Video Rating: 4.5/5 3D Rating: NA
The DTS-HD Master Audio 2.0 mono sound mix is very typical of its era. With the movie so dialogue-heavy, it’s important that the words be heard clearly, and there is no fear of any interference with this transfer. There are no age-related artifacts like hiss or crackle to disrupt the listening experience, and Matty Malneck’s spare music score (Dietrich even gets a song in her flashback episode "I Will Never Go Home Any More" which sounds splendid) and the occasional sound effects also never disrupt anything that is being said. This is a solid, professional audio encode.
Audio Rating: 4/5
Billy Wilder Interview (6:31, SD): Billy Wilder (speaking partly in German, partly in French, and partly in English) discusses with director Volker Schlondorff the strengths of Christie’s original play and the changes which he brought to it along with his tributes to the work of Laughton and Dietrich in the film.Theatrical Trailer (3:07, HD)

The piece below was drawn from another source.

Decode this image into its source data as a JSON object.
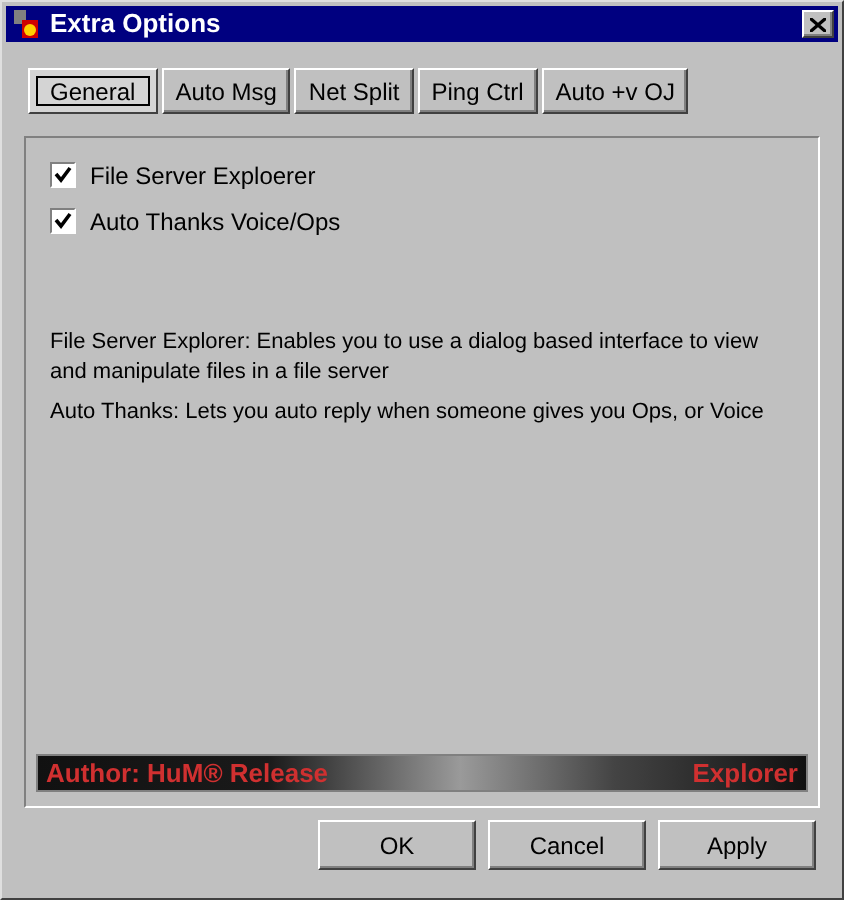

Special Features Rating: 2/5
Nominated for six 1957 Academy Awards, Witness for the Prosecution is one of the greatest film adaptations of all of the works of Agatha Christie. Offering an excellent picture and sound encode, fans of the film should be delighted to upgrade to Blu-ray from their previous non-anamorphic DVDs of this terrific courtroom whodunit. Highly recommended!